Let’s give UH a second century of promise
One hundred years ago, the University of Hawaii was born. Far from the world-renowned 10-campus system we have today, it all humbly began in a small house on Young Street.
On March 25, 1907, Territorial Gov. George Carter signed Act 24, which established the College of Agriculture and Mechanic Arts.
In 1908 there were 13 faculty members teaching five freshmen and five preparatory students. Four years later, four students graduated from the college, with two receiving science degrees, one receiving an agriculture degree and one receiving an engineering degree.
Today, UH serves more than 50,000 students through 10 main campuses across the state; through educational centers in West Oahu, West Hawaii, Maui, Molokai and Lanai; and via distance learning technologies through the Internet, two-way video and cable television.
UH does much more than educate degree-seeking students. Each year, more than 75,000 people take noncredit courses, more than 33,000 people participate in university-sponsored conferences and training sessions, and nearly 130,000 people each year attend theatre, music and dance events at the university's four performing arts centers. And each year, nearly 700,000 people cheer on the UH athletic teams from Manoa and Hilo.
More than 250,000 UH alumni reside in all 50 states and in more than 80 countries around the world. The Hawaii Legislature boasts 38 alumni in the House of Representatives and 15 in the Senate.
The centennial gives all of us an opportunity to reflect on the many contributions the university has made to the state and to each one of us. Members of the faculty have enriched our parents, our children and all of us. They and the university have been our mentors and innovators, creating educated, committed individuals that enhance Hawaii's workforce and economy.
Researchers at the university have made significant contributions of the world's body of knowledge.
While the past 100 years have been worthy of praise, what I am most excited about is the future of UH. We have a unique opportunity and responsibility to shape the next 100 years.
The Legislature during the past couple of decades has unleashed our firm grip on the university. We granted the university increased administrative and financial flexibility, culminating in the UH flexibility constitutional amendment passed by the voters in 2000.
Those of us who were around during the 1995 legislative session recall a painful downturn in the economy. UH suffered greatly during this recession. Another downturn will come. It's not a question of if it will come, but when.
We cannot afford to neglect our university in the future. Because of this, we call upon the leaders of this state to come together today to work with us to ensure the continued prosperity of UH. Working with Rep. Jerry Chang and Sen. Norman Sakamoto, the two chairmen of our higher education committees, we will develop a plan to address the new partnership and relationship between the taxpayers, the students and the university.
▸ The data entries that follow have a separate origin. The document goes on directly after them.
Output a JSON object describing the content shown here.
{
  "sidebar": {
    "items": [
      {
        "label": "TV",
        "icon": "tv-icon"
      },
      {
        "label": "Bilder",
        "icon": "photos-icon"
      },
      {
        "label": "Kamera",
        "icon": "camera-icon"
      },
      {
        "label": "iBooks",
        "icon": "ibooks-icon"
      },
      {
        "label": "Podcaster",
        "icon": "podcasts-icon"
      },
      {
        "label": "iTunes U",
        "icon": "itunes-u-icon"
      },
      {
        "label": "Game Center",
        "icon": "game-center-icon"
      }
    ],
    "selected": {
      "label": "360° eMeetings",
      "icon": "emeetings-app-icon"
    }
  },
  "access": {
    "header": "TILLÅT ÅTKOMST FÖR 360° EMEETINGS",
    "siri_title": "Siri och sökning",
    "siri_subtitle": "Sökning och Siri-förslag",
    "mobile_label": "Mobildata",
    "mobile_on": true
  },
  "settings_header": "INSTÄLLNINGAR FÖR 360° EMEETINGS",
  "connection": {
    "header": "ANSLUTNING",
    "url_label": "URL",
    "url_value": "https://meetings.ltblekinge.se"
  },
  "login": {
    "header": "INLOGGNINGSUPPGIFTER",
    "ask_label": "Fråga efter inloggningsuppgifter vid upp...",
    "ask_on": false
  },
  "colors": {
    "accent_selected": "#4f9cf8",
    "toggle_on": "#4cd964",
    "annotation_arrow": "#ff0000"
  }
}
This commitment will boldly go where no one has ventured before. Should we, for example, fund the university based on outcomes and benchmarks, such as graduation rates and job placements? Should we fund it based on its response to statewide needs and job shortage areas? Should we embark on a funding formula that prioritizes these outcomes and benchmarks?
One hundred years from now, what will they be saying about the university? What will become of it? Whatever it is, know that what we do today for and with UH does matter.
This centennial celebration honoring the good deeds of our alma mater is only as good as our combined commitment to ensure a brighter, more productive, more profound and far-reaching second century. It's a commitment to a second century of promise.
Each of us has our very own UH story. For me, the university has made me what I am today. I have been tied to the university for more than 22 years -- more than half of my life. As a recipient of a cherished college degree through an athletic scholarship from UH and a master's degree while working there, I owe much to our university.
I love our university. I'm proud of my alma mater. Our university and the future students have my commitment to do our very best for UH.
Here's to our commitment -- the second century of promise!
Happy Birthday, University of Hawaii!
Rep. K. Mark Takai (Aiea-Pearl City) received his bachelor's and master's degrees from the University of Hawaii-Manoa. As a student, Takai was a WAC champion swimmer, Associated Students of UH president and Ka Leo editor-in-chief. He now serves as a board member of the UH Letterwinners' Club and is a life member of the UH Alumni Association.